La FSN afecta en la mayoría de los casos a pacientes con deterioro de la función renal, sobre todo con FG estimado menor de 30 ml/min/1,73 m2 sin importancia del origen del daño renal (agudo, crónico o pacientes en hemodiálisis)2,3, sometidos a MCG. Según Zou et al., los dos grupos más afectados son los pacientes con insuficiencia renal crónica (IRC) en diálisis (85 % de los casos) y aquellos con insuficiencia renal aguda17. Otro grupo de pacientes que pueden estar afectados son aquellos con insuficiencia hepática que presentan síndrome hepatorrenal agudo18,19. Es bien conocido el hecho de que no todos los pacientes de riesgo expuestos a MCG experimentan enfermedad6.

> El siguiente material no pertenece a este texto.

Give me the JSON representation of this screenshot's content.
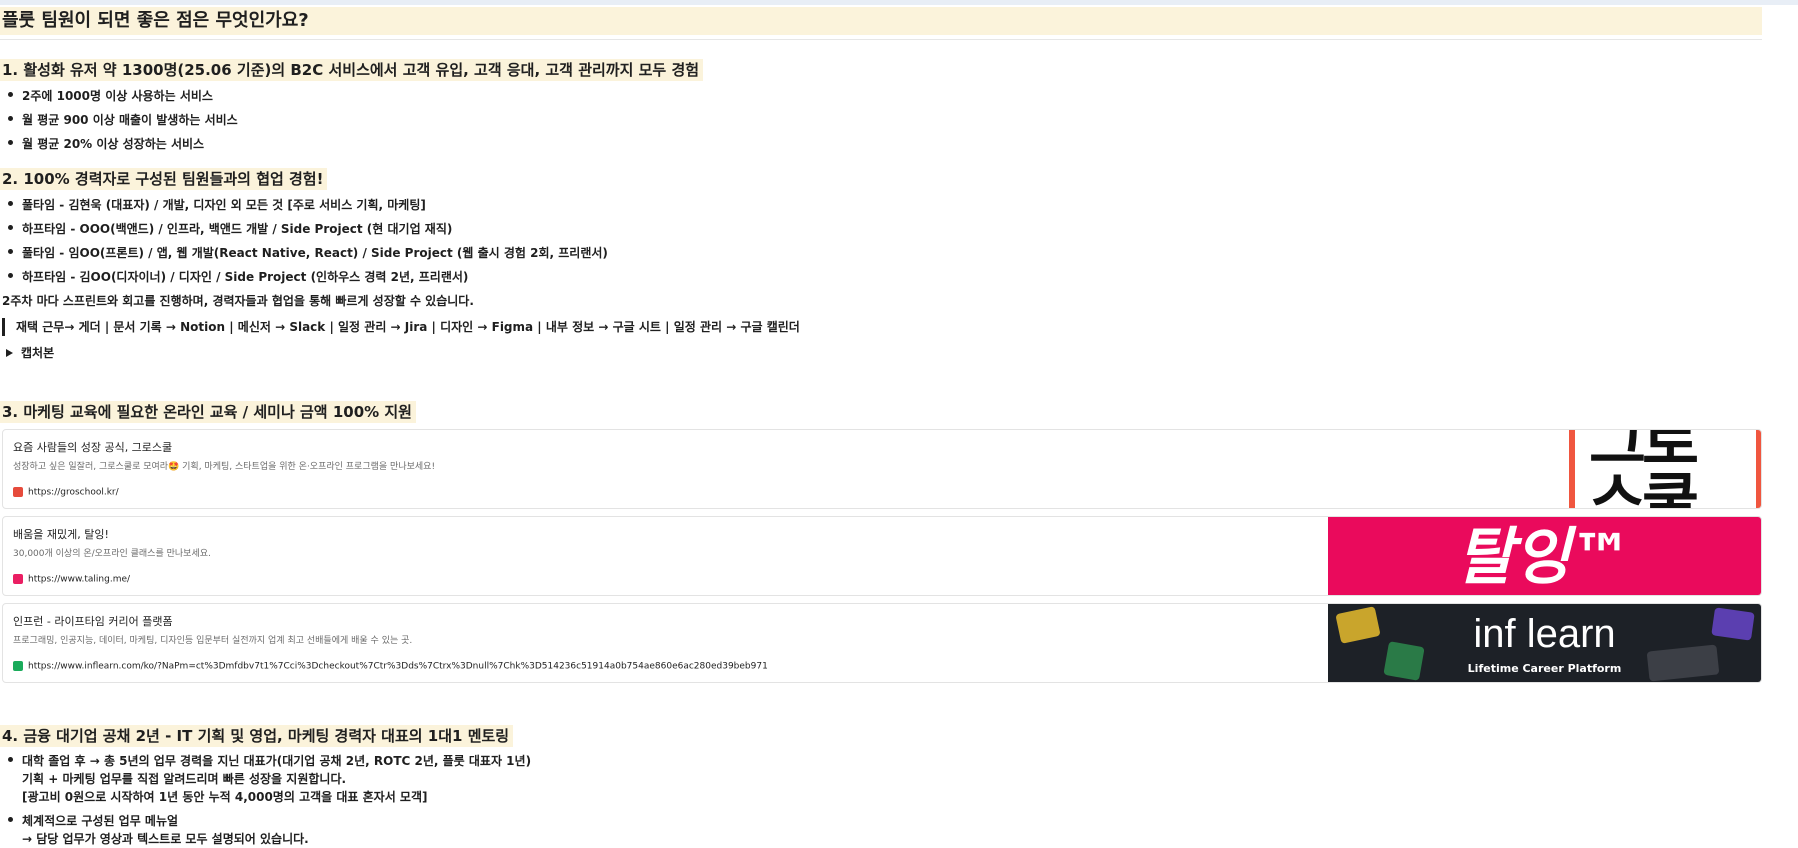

La FSN es más frecuente en los pacientes de edad media (50-60 años)20, aunque puede afectar a niños y ancianos21,22. No existen diferencias según raza o sexo, ni relación con la causa o duración de la IRC20.

Aunque diversos autores han comunicado diferentes prevalencias según la selección de la población, actualmente se estima una incidencia media del 0-18 % en la población de riesgo23. Se ha establecido una clara relación entre la dosis de MCG utilizada y el riesgo de FSN, con una incidencia de FSN próxima a 0 tras una exposición a dosis estándar15,24. También se han comunicado diferencias en la incidencia de FSN según las características de la molécula, habiéndose registrado un mayor número de casos de FSN tras la exposición a compuestos lineales no iónicos. Como hemos mencionado previamente, parece existir mayor riesgo de incidencia en el grupo de pacientes de diálisis peritoneal25.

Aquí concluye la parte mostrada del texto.